According to reports, in Ajmer, Rajasthan a solar-powered reverse osmosis (RO) plant provides clean drinking water to 3,000 people in Kotri village that’s surrounded by the briny Sambhar Lake. And at a dairy farm in Latur, Maharashtra the sun’s heat is used to pasteurize milk. These are among the non-electricity applications of renewable energy featured in a report by World Wide Fund for Nature (WWF) India and Council on Energy, Environment and Water ( CEEW) that was released on Thursday.
The report, RE+ Renewables Beyond Electricity, focuses on the untapped potential of some of these applications, including solar passive space heating that doesn’t require any mechanical equipment since heat gain and distribution happen through natural methods like radiation and convection. In Himachal Pradesh, more than 200 buildings use solar-passive designs.

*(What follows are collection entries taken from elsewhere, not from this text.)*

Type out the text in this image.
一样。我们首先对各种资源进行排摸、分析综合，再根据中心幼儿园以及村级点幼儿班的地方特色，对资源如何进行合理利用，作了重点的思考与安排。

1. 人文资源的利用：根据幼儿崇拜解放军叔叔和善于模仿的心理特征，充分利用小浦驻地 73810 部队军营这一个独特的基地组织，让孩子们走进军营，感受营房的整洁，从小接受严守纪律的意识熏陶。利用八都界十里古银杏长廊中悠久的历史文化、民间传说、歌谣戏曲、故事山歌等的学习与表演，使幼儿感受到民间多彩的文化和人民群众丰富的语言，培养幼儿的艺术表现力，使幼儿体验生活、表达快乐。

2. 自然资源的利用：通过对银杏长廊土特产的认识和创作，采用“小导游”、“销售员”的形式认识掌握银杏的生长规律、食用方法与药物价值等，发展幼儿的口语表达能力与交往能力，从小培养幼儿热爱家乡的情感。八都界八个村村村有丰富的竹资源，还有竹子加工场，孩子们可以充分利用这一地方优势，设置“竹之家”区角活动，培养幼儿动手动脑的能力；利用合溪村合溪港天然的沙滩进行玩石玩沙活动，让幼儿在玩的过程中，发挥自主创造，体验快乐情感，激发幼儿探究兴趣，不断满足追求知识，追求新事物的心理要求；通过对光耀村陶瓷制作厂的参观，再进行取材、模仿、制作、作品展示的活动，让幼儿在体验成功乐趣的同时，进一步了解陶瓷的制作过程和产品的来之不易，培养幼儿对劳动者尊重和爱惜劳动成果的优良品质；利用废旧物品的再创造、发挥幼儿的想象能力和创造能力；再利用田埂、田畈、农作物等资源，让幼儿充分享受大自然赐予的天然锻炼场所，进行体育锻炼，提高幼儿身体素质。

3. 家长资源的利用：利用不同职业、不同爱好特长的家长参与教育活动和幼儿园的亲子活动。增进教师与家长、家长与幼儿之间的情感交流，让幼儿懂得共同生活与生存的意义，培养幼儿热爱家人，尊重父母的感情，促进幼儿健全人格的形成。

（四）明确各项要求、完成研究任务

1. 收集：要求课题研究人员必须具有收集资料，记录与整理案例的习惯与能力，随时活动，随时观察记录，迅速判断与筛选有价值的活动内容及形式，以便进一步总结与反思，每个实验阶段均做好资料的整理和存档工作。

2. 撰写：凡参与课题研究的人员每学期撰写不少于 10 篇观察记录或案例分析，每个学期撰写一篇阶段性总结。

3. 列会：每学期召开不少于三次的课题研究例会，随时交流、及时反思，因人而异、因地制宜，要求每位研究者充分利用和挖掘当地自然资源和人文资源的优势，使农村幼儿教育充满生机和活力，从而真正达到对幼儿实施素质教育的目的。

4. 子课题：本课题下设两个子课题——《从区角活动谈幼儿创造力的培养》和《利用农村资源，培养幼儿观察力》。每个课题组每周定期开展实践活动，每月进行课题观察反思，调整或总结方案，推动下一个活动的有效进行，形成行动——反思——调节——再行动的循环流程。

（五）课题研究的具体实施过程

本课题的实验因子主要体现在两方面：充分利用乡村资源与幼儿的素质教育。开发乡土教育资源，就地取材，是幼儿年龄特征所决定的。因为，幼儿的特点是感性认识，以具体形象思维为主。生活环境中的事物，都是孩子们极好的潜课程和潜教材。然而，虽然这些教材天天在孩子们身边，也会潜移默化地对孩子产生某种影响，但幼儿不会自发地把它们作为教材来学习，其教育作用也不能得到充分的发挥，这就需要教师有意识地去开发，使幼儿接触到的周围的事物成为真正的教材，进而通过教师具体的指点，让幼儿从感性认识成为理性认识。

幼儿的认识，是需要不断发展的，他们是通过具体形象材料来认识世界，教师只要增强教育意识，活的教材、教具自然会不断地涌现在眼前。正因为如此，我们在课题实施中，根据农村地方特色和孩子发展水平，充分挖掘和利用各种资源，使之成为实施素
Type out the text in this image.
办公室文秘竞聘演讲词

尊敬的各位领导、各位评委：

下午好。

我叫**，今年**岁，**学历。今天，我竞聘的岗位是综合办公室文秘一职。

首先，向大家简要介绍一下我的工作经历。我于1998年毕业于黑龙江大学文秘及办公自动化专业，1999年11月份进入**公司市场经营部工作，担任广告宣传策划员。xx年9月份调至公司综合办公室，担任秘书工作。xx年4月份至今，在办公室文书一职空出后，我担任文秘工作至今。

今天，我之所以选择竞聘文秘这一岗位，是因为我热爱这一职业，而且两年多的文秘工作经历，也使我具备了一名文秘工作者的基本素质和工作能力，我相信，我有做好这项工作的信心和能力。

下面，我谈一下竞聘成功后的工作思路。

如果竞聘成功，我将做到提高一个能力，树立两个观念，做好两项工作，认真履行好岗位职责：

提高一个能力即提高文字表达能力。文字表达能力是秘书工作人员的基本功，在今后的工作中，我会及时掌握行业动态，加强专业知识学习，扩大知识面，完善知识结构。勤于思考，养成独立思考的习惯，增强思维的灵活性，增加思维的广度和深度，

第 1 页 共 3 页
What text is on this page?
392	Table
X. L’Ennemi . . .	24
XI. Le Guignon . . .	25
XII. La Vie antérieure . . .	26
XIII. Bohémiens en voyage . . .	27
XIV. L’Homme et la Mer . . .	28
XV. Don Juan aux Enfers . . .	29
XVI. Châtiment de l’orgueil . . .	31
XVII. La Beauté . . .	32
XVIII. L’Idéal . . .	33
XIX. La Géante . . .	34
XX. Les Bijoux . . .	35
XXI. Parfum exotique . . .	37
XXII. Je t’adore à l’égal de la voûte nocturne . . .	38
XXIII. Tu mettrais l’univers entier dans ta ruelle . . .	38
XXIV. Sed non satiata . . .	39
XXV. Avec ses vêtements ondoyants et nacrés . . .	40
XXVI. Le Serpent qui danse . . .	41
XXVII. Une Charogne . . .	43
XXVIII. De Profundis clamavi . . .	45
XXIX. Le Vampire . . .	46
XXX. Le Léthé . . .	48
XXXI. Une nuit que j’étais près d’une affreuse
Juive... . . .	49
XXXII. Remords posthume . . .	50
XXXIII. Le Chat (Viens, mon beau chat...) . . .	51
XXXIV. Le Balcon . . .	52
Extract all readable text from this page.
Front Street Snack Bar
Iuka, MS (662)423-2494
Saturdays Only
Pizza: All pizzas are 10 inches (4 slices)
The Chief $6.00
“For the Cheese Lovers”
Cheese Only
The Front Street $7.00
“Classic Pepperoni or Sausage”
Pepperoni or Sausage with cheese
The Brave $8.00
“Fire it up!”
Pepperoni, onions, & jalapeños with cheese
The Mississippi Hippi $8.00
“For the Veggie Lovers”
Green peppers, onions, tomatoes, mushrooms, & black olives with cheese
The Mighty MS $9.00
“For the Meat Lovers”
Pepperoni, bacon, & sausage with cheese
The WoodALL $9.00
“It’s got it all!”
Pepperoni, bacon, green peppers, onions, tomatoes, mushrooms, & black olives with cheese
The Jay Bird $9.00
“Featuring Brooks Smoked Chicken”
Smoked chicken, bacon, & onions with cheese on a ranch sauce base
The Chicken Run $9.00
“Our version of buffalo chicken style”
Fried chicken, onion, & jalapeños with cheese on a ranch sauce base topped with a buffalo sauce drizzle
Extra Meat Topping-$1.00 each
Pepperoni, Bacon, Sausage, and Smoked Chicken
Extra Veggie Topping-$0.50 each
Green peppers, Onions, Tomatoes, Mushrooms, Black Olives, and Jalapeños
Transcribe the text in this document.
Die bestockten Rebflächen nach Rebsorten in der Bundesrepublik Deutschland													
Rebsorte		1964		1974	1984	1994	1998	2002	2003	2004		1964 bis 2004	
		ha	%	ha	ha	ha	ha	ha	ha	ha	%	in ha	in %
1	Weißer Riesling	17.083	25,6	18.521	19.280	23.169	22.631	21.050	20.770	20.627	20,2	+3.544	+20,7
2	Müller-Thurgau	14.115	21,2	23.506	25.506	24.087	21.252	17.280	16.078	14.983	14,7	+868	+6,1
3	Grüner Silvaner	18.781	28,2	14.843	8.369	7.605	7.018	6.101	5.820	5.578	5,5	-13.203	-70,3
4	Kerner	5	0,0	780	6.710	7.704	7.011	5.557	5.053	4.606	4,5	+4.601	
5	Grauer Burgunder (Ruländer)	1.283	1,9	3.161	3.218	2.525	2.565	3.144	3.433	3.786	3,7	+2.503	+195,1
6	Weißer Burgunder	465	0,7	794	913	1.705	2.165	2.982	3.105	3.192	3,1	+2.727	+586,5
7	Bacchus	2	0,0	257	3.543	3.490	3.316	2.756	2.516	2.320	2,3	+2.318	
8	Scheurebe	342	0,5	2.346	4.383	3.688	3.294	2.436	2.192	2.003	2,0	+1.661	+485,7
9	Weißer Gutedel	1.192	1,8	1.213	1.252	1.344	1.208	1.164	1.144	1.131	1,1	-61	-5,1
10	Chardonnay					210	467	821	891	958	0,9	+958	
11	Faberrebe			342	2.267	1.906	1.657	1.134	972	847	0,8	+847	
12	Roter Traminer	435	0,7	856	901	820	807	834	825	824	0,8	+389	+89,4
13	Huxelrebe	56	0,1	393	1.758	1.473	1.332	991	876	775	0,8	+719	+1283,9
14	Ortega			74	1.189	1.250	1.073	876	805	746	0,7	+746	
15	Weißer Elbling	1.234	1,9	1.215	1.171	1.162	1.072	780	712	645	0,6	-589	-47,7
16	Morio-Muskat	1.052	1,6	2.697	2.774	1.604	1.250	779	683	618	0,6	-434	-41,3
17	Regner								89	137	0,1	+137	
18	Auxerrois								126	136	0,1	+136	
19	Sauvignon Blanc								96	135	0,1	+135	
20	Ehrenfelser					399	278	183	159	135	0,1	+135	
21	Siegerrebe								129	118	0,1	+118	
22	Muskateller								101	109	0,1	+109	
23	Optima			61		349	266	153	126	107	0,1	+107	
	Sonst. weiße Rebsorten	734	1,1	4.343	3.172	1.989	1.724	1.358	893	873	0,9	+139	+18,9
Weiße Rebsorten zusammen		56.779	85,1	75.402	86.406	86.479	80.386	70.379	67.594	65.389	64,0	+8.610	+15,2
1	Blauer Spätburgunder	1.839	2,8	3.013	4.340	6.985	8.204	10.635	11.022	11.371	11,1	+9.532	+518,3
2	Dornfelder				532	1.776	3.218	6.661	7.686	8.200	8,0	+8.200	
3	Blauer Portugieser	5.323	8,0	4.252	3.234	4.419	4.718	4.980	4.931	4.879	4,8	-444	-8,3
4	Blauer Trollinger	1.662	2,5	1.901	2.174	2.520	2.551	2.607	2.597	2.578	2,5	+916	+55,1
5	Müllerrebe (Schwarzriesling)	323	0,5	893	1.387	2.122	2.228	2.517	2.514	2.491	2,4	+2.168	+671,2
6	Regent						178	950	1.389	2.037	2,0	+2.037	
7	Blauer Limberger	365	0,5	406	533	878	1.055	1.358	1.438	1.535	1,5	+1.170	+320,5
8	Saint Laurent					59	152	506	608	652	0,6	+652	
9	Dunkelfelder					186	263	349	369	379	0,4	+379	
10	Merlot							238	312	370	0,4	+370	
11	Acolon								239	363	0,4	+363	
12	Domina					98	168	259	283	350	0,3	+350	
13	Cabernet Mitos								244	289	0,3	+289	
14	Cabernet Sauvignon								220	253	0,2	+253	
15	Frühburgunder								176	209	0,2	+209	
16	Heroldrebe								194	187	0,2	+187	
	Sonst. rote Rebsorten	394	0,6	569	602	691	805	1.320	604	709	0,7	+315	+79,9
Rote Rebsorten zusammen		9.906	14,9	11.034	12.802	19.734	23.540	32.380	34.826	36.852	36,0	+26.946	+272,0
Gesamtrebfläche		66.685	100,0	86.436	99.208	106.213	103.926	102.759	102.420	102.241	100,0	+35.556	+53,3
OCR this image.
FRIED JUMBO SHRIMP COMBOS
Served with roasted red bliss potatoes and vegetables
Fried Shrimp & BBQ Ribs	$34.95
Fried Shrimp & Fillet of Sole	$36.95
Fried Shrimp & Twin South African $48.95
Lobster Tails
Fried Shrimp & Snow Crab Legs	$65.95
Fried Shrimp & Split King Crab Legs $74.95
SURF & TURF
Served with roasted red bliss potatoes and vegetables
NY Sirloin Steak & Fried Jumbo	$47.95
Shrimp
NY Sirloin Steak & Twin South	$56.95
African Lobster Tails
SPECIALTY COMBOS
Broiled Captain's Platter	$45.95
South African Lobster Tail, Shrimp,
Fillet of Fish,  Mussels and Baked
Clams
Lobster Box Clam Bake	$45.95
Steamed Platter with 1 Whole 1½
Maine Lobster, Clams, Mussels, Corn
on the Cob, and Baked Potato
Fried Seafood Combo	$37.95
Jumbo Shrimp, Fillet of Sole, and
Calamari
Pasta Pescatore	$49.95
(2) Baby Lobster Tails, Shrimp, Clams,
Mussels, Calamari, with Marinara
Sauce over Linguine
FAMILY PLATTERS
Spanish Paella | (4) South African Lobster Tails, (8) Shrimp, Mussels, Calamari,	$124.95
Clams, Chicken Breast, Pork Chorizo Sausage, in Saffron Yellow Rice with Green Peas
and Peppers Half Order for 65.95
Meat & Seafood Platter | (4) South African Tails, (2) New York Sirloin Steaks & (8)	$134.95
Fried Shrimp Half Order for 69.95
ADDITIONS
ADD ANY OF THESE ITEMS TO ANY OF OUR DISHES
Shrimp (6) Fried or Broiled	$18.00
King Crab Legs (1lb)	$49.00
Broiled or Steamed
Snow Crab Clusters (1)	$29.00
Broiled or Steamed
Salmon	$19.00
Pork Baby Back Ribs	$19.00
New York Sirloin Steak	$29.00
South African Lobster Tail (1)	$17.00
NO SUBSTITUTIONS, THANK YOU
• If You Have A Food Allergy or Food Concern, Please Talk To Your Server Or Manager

Another interesting application is the solar box cooker that can cook food for 4-5 people in about 2.5 hours. It costs Rs 3,500-4,200, depending on features, and food cooked in it retains more nutrients like thiamine and vitamin C because of the lower temperature and slower cooking. Farmers can use solar food dryers to preserve onion, garlic, grapes, fish etc.
At the National Law University in Dwarka, Delhi 16 solar-thermal water heaters meet the needs of about 450 students. They cost Rs 50 lakh to install but are expected to recover the investment in 4-5 years by saving on electricity.
Satish Balram Agnihotri, secretary, ministry of New and Renewable Energy (MNRE) who launched the report, said, renewable energy is like a tripod with grid-connected power and off-grid renewable energy being two of its legs. Non-electricity applications are the third leg.
“But we haven’t managed to scale up these applications. Somebody asked me why we can’t have solar cookers for mid-day meals. It can be done, and we have to look at such large-scale expansions,” he said.